Hybrid Remote, 1 day per week in Victoria London

Role Overview

We are looking for a senior SRE / Dev

Ops practitioner to design, standardise, and operate cloud platforms that support multiple AI-driven products and services.

This role focuses on building opinionated, reusable infrastructure patterns that enable teams to rapidly deliver AI workloads while maintaining high standards for reliability, security, and cost control.

You will develop platform architecture across multiple concurrent projects, ensuring consistency in how services are deployed, integrated, and operated.

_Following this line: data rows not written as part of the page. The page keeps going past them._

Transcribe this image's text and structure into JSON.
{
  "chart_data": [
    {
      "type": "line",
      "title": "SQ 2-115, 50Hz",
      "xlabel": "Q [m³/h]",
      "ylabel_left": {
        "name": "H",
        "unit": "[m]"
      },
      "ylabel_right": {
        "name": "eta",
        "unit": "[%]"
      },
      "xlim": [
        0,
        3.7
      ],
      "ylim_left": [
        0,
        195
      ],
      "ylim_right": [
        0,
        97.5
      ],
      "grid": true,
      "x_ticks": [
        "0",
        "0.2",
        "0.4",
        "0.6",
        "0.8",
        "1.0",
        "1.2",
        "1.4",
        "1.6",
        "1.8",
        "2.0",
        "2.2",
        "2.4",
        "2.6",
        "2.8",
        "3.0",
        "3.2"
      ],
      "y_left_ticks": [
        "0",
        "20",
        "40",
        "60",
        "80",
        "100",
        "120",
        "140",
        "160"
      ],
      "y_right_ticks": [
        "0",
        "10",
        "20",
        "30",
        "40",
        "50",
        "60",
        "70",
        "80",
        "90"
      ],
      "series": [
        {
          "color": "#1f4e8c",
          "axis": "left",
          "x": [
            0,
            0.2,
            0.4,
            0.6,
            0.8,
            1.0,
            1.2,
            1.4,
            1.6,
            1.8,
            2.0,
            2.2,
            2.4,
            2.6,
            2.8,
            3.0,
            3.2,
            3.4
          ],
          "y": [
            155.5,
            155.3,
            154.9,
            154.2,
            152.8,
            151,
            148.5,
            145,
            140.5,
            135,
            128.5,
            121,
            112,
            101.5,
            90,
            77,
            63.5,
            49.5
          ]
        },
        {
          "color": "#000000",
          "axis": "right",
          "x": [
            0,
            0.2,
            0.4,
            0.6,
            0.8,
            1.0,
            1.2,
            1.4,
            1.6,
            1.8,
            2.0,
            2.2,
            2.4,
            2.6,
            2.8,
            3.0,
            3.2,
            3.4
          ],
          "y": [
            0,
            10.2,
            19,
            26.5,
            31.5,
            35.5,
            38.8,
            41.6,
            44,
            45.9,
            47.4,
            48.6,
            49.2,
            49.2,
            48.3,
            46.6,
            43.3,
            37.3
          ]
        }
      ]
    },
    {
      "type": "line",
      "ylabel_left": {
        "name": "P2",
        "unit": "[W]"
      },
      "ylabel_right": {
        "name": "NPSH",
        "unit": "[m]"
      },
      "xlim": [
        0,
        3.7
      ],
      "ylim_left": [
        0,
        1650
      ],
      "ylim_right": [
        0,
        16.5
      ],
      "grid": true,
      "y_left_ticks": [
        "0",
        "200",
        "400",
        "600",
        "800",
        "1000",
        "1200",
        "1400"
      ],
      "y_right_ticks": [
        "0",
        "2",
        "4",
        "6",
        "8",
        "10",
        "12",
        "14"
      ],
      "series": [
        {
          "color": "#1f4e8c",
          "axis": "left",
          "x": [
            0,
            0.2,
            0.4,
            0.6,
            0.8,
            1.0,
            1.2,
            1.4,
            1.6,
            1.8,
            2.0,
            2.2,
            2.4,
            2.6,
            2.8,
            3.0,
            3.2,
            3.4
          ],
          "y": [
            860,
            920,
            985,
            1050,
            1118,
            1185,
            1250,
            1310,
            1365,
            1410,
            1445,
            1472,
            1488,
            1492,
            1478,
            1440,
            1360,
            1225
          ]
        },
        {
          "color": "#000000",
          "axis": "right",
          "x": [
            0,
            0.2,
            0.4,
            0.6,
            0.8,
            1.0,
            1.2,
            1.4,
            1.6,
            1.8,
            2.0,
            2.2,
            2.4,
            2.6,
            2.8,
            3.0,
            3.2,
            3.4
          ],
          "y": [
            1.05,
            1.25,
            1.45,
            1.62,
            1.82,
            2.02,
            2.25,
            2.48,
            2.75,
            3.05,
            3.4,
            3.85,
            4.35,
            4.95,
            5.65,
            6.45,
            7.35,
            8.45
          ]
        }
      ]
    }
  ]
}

This includes shaping how AI/ML workloads are built, deployed, and monitored, as well as defining clear patterns for service communication, API exposure, and infrastructure provisioning.

This is a hands-on role for someone who is comfortable making strong architectural decisions, reducing variability across teams, and balancing flexibility with standardisation in a fast-moving environment.

Key Responsibilities

Platform Architecture & Standardisation

Define and implement opinionated architecture patterns for cloud-native and AI-enabled services on AWS
Establish reusable blueprints for these same services
Drive consistency across multiple projects through shared modules, templates, and platform tooling

Infrastructure as Code & Automation

Build and maintain Terraform-based infrastructure, using modular and reusable design
Define CI/CD patterns for:
Infrastructure deployment
Application and model delivery
Enforce best practices through pipelines and automation rather than documentation

Reliability, Observability & Operations

Embed SRE principles across all services:
Monitoring, logging, tracing
SLIs/SLOs and alerting
Continuously improve reliability, performance, and cost efficiency
Operate API gateway/data plane technologies (e.g. Kong)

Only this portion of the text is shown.